Jobbik’s support increases with every new poll, while that of Fidesz shrinks and the social democrats stagnate.
The Hungarian and European press have reacted to the rise of Jobbik with dismay but at the same time they downplay its racism. The Budapest Times stated:
Research does not indicate rising anti-Semitism and racism in Hungary as the driving force of Jobbik’s current rise and success.
Jobbik is growing for a number of reasons: the weakness of the left, the corruption of the mainstream parties, but most of all it taps into the anti-Roma racism and anti-Semitic hatred that is eating away at the heart of Hungarian society.
It was research into the growth of racism that brought me to Hungary.
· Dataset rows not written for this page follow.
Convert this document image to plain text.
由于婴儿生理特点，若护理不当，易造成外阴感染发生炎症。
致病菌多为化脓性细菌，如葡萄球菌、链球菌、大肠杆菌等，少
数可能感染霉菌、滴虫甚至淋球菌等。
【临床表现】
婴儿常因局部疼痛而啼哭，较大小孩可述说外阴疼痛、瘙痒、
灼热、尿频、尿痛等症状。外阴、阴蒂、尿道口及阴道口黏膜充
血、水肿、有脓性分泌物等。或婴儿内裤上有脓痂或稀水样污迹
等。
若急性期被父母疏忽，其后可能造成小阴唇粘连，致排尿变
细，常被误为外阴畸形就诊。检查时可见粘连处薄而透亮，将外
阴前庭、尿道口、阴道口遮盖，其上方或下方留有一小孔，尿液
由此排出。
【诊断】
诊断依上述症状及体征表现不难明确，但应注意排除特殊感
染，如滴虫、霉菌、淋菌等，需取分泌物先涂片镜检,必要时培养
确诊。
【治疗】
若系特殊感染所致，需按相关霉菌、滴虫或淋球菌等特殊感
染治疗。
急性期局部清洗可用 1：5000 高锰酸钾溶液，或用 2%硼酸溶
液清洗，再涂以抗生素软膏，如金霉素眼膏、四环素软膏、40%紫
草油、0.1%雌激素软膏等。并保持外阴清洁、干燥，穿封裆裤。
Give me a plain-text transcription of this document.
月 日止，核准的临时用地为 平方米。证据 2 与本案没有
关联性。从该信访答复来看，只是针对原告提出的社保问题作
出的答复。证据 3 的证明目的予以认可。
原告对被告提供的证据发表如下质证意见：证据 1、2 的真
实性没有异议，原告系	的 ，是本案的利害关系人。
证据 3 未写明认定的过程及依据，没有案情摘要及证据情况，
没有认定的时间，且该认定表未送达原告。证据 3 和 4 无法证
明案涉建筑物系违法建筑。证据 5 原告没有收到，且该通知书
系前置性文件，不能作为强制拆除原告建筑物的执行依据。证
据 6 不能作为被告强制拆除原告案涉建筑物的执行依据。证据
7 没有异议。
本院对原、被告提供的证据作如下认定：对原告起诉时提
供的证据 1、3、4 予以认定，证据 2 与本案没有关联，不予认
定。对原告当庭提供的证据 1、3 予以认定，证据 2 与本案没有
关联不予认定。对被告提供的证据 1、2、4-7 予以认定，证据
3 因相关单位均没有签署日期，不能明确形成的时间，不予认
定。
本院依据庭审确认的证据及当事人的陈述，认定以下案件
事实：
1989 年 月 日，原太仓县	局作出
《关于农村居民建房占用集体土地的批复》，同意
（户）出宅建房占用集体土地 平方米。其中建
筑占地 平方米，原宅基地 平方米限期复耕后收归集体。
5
While most of the surveys I have looked at are of little interest to readers of this blog, some of the raw data we have accumulated make for depressing reading.
• In a survey of nearly 1,000 students, 52% said they would not sit next to a Roma student.
• 58% of those surveyed agreed with the statement: “The Roma are responsible for most of the crime in Hungary.”
• 61% agreed with the statement: “Unemployment levels are high among Roma communities is because they are lazy.”
There are around 700,000 Roma living in Hungary — about 7% of the population.
• In a survey of 18-30 year olds only 4% knew what the Holocaust was.
• 64% agreed with the statement Jews are too powerful in business.
• A poll released last week claimed that between 15 and 20% of Hungarians could be considered to be “extreme anti-Semites”, and up to one third of the population hold prejudices against the Jewish community.
• A poll conducted on behalf of the European Parliament discovered that 19% of Hungarians accept Holocaust denial theories.
• Of those polled it was found that anti-Semitism was stronger in the capital Budapest than rural areas and more prevalent amongst students than manual workers (C2).
There is considerable debate and discussion about the number of Jews in present-day Hungary. Estimates range from as high 120,000 to as low as 35,000.
Jobbik both feeds off this racism and encourages it. It also benefits from a wider virulently racist, nationalistic culture. This culture is being cultivated by the Fidesz government — a government that is using racism to break the spine of Hungarian democracy, one vertebra at a time.